Security researchers have now discovered a powerful surveillance tool known as EagleMsgSpy reportedly used by Chinese law enforcement authorities to extract sensitive information from Android devices.

Found by the US-based cybersecurity firm Lookout, this spyware has been in operation since at least 2017, the Black Hat Europe conference revealed.

Spyware

EagleMsgSpy: A Comprehensive Surveillance System

The capabilities of the spyware are alarming, with its ability to collect extensive data, including call logs, GPS locations, messages from apps like Telegram and WhatsApp, and even initiate screen and audio recordings on targeted smartphones, The Hacker News highlights in its report.

EagleMsgSpy is described in an internal manual as a "comprehensive mobile phone judicial monitoring product."This tool lets law enforcement access real-time data from a suspect's device secretly.

Kristina Balaam, a senior intelligence researcher at Lookout, says many public security agencies in mainland China widely accepted the spyware.

This is what the tool can do:

• Access call logs and contact lists.
• Monitoring GPS locations.
• Capturing screen activity and audio recordings.
• Extracting messages from popular third-party apps.

These features make EagleMsgSpy a very effective surveillance tool, allowing law enforcement agencies to track suspects' behavior in depth.

Developer Links to Chinese Public Security Bureaus

Research indicates that EagleMsgSpy was created by Wuhan Chinasoft Token Information Technology, a private Chinese tech company.

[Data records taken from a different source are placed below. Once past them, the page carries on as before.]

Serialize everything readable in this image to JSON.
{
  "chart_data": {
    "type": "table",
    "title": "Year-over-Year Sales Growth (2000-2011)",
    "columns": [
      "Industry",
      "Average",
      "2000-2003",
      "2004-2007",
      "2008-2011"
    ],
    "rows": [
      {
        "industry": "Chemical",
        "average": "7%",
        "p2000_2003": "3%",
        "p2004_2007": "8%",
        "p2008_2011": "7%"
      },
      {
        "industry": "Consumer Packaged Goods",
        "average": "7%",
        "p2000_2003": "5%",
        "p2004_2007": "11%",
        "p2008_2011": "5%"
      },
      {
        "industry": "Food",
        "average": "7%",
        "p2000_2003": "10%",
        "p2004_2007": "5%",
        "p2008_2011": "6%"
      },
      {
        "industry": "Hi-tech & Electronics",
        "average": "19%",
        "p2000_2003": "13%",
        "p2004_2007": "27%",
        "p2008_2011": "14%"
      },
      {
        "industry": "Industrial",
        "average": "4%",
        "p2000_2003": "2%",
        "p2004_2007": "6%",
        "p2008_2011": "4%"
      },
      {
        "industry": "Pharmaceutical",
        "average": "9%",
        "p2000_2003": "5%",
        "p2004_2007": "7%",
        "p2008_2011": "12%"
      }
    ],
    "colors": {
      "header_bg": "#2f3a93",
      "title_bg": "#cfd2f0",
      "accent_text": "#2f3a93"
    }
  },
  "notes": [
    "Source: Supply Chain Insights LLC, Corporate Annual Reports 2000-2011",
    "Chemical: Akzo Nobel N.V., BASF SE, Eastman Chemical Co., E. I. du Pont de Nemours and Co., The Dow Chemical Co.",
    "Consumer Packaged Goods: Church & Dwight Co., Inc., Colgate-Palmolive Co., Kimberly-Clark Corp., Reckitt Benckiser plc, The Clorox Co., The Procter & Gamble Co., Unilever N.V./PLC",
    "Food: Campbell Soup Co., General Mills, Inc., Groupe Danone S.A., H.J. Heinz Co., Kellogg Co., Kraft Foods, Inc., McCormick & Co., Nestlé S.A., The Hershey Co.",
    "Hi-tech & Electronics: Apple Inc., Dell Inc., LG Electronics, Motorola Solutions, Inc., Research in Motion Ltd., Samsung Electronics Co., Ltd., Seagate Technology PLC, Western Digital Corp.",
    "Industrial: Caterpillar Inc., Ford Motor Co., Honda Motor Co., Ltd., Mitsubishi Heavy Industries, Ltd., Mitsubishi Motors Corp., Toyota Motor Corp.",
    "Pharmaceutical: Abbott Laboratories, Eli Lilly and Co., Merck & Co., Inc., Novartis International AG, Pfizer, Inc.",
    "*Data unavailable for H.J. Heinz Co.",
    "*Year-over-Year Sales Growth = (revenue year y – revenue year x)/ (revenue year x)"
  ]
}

The infrastructure of the spyware connects to public security bureaus, which are essentially local police stations in mainland China.

Its infrastructure overlaps with many other China-linked spyware, for instance, with CarbonSteal known to be used against Tibetans and Uyghur communities. That tie makes the likelihood to be true that EagleMsgSpy is a part of even larger surveillance operations.

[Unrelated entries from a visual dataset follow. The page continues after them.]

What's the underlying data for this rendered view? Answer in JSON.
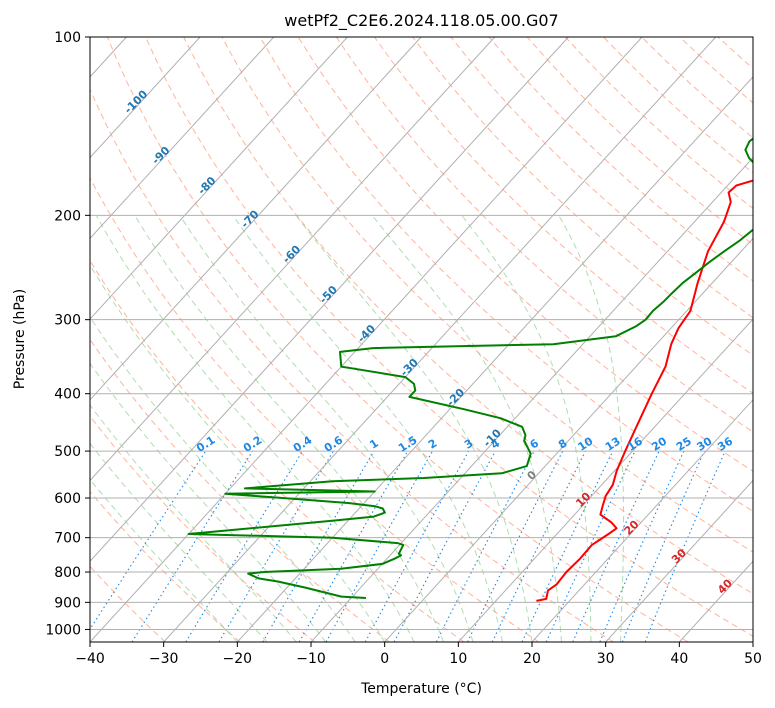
{
  "chart_data": {
    "type": "line",
    "title": "wetPf2_C2E6.2024.118.05.00.G07",
    "xlabel": "Temperature (°C)",
    "ylabel": "Pressure (hPa)",
    "xlim": [
      -40,
      50
    ],
    "ylim": [
      1050,
      100
    ],
    "y_scale": "log",
    "grid": true,
    "x_ticks": [
      -40,
      -30,
      -20,
      -10,
      0,
      10,
      20,
      30,
      40,
      50
    ],
    "y_ticks": [
      100,
      200,
      300,
      400,
      500,
      600,
      700,
      800,
      900,
      1000
    ],
    "colors": {
      "temperature": "#ff0000",
      "dewpoint": "#008000",
      "isotherm": "#b0b0b0",
      "dry_adiabat": "#ff9a7a",
      "moist_adiabat": "#8fcf8f",
      "mixing_ratio": "#1e88e5",
      "adiabat_label": "#1f77b4",
      "isotherm_label": "#d62728",
      "zero_label": "#7f7f7f"
    },
    "series": [
      {
        "key": "temperature",
        "points": [
          [
            15.5,
            895
          ],
          [
            16.6,
            888
          ],
          [
            15.8,
            860
          ],
          [
            16.2,
            840
          ],
          [
            16.0,
            800
          ],
          [
            16.2,
            760
          ],
          [
            16.1,
            720
          ],
          [
            17.0,
            690
          ],
          [
            17.4,
            675
          ],
          [
            16.0,
            660
          ],
          [
            13.5,
            640
          ],
          [
            12.6,
            615
          ],
          [
            11.9,
            595
          ],
          [
            11.5,
            570
          ],
          [
            10.3,
            540
          ],
          [
            9.0,
            500
          ],
          [
            7.0,
            440
          ],
          [
            5.5,
            400
          ],
          [
            4.0,
            360
          ],
          [
            2.0,
            330
          ],
          [
            1.0,
            310
          ],
          [
            0.5,
            290
          ],
          [
            -2.0,
            260
          ],
          [
            -4.5,
            230
          ],
          [
            -6.0,
            205
          ],
          [
            -7.5,
            190
          ],
          [
            -9.0,
            183
          ],
          [
            -8.8,
            178
          ],
          [
            -5.8,
            172
          ],
          [
            -4.3,
            170
          ],
          [
            -2.5,
            167
          ],
          [
            -1.4,
            165
          ],
          [
            -1.1,
            162
          ],
          [
            -0.4,
            155
          ],
          [
            -0.6,
            145
          ],
          [
            -0.6,
            135
          ],
          [
            -1.0,
            128
          ],
          [
            -1.0,
            122
          ],
          [
            -0.9,
            117
          ],
          [
            0.0,
            114
          ],
          [
            1.0,
            112
          ],
          [
            2.0,
            110
          ],
          [
            3.5,
            107
          ],
          [
            5.0,
            104
          ],
          [
            6.5,
            100
          ]
        ]
      },
      {
        "key": "dewpoint",
        "points": [
          [
            -8.0,
            885
          ],
          [
            -11.5,
            880
          ],
          [
            -14.5,
            865
          ],
          [
            -17.5,
            850
          ],
          [
            -22.0,
            830
          ],
          [
            -25.0,
            820
          ],
          [
            -27.0,
            805
          ],
          [
            -25.0,
            800
          ],
          [
            -15.0,
            790
          ],
          [
            -10.0,
            775
          ],
          [
            -9.0,
            760
          ],
          [
            -8.5,
            750
          ],
          [
            -9.0,
            745
          ],
          [
            -9.5,
            720
          ],
          [
            -10.5,
            715
          ],
          [
            -20.0,
            700
          ],
          [
            -40.0,
            690
          ],
          [
            -22.0,
            655
          ],
          [
            -17.0,
            645
          ],
          [
            -16.0,
            635
          ],
          [
            -16.8,
            625
          ],
          [
            -18.0,
            620
          ],
          [
            -22.0,
            612
          ],
          [
            -30.0,
            602
          ],
          [
            -40.0,
            590
          ],
          [
            -20.0,
            585
          ],
          [
            -38.0,
            578
          ],
          [
            -27.0,
            562
          ],
          [
            -15.0,
            555
          ],
          [
            -5.0,
            545
          ],
          [
            -2.5,
            530
          ],
          [
            -3.5,
            505
          ],
          [
            -6.0,
            480
          ],
          [
            -6.5,
            470
          ],
          [
            -8.0,
            455
          ],
          [
            -12.0,
            440
          ],
          [
            -18.0,
            425
          ],
          [
            -27.0,
            405
          ],
          [
            -27.0,
            395
          ],
          [
            -28.0,
            385
          ],
          [
            -30.0,
            375
          ],
          [
            -38.0,
            363
          ],
          [
            -40.0,
            360
          ],
          [
            -42.0,
            340
          ],
          [
            -38.0,
            335
          ],
          [
            -14.0,
            330
          ],
          [
            -6.5,
            320
          ],
          [
            -5.0,
            308
          ],
          [
            -4.5,
            300
          ],
          [
            -4.6,
            290
          ],
          [
            -4.3,
            280
          ],
          [
            -4.2,
            270
          ],
          [
            -4.0,
            260
          ],
          [
            -3.5,
            250
          ],
          [
            -3.0,
            240
          ],
          [
            -2.3,
            230
          ],
          [
            -1.5,
            220
          ],
          [
            -1.0,
            210
          ],
          [
            0.0,
            200
          ],
          [
            -0.5,
            195
          ],
          [
            -1.5,
            190
          ],
          [
            -3.5,
            185
          ],
          [
            -4.5,
            180
          ],
          [
            -5.5,
            175
          ],
          [
            -6.5,
            170
          ],
          [
            -8.5,
            165
          ],
          [
            -10.5,
            160
          ],
          [
            -12.0,
            155
          ],
          [
            -12.5,
            150
          ],
          [
            -12.0,
            145
          ],
          [
            -11.3,
            140
          ],
          [
            -8.5,
            135
          ],
          [
            -5.5,
            128
          ],
          [
            -3.5,
            122
          ],
          [
            -2.2,
            115
          ],
          [
            -1.2,
            110
          ],
          [
            0.0,
            105
          ],
          [
            1.0,
            100
          ]
        ]
      }
    ],
    "mixing_ratio_lines": [
      "0.1",
      "0.2",
      "0.4",
      "0.6",
      "1",
      "1.5",
      "2",
      "3",
      "4",
      "6",
      "8",
      "10",
      "13",
      "16",
      "20",
      "25",
      "30",
      "36"
    ],
    "dry_adiabat_labels": [
      "-100",
      "-90",
      "-80",
      "-70",
      "-60",
      "-50",
      "-40",
      "-30",
      "-20",
      "-10"
    ],
    "isotherm_labels": [
      "0",
      "10",
      "20",
      "30",
      "40"
    ]
  }
}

EagleMsgpy's Impact Beyond China

While EagleMsgSpy seems to be used internally, its implications are way beyond China. Travelers to the region will also be at risk of being targeted. Currently, the spyware requires physical access to a device, but ongoing development can lead to more sophisticated versions of the spyware that don't require this.

Finally, Lookout's research shows that there may be an iOS version of EagleMsgSpy, which would take its reach to a whole other level.

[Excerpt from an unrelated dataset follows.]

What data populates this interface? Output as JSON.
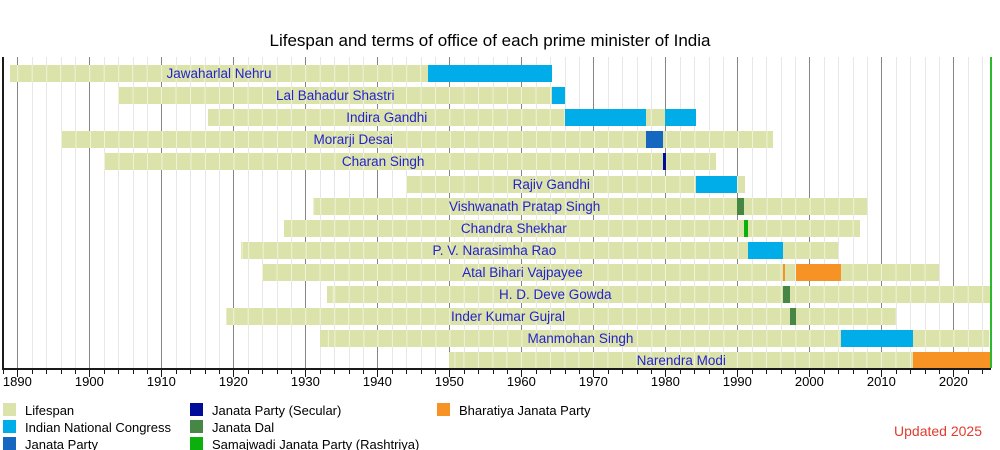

"I think if it was just about domestic surveillance, they would stand up their infrastructure in some place that we couldn't access from North America. I think it gives us a bit of insight into the fact that they're hoping to be able to track people if they leave, whether they are Chinese citizens, or not," Balaam told TechCrunch.

Before you install or download anything from your Android device, be careful and check its legibility. Verify if its developer is legit and exists because most malware-ridden apps are made by hackers disguised as genuine companies.

It's always important to practice extreme vigilance when it comes to online apps. Since Google PlayStore's security is weak, you have to do the back-checking always.

You can search on the internet to see the app's reviews. However, positive reviews can appear deceiving and this is sometimes a part of the cybercriminal's plan to spread malware.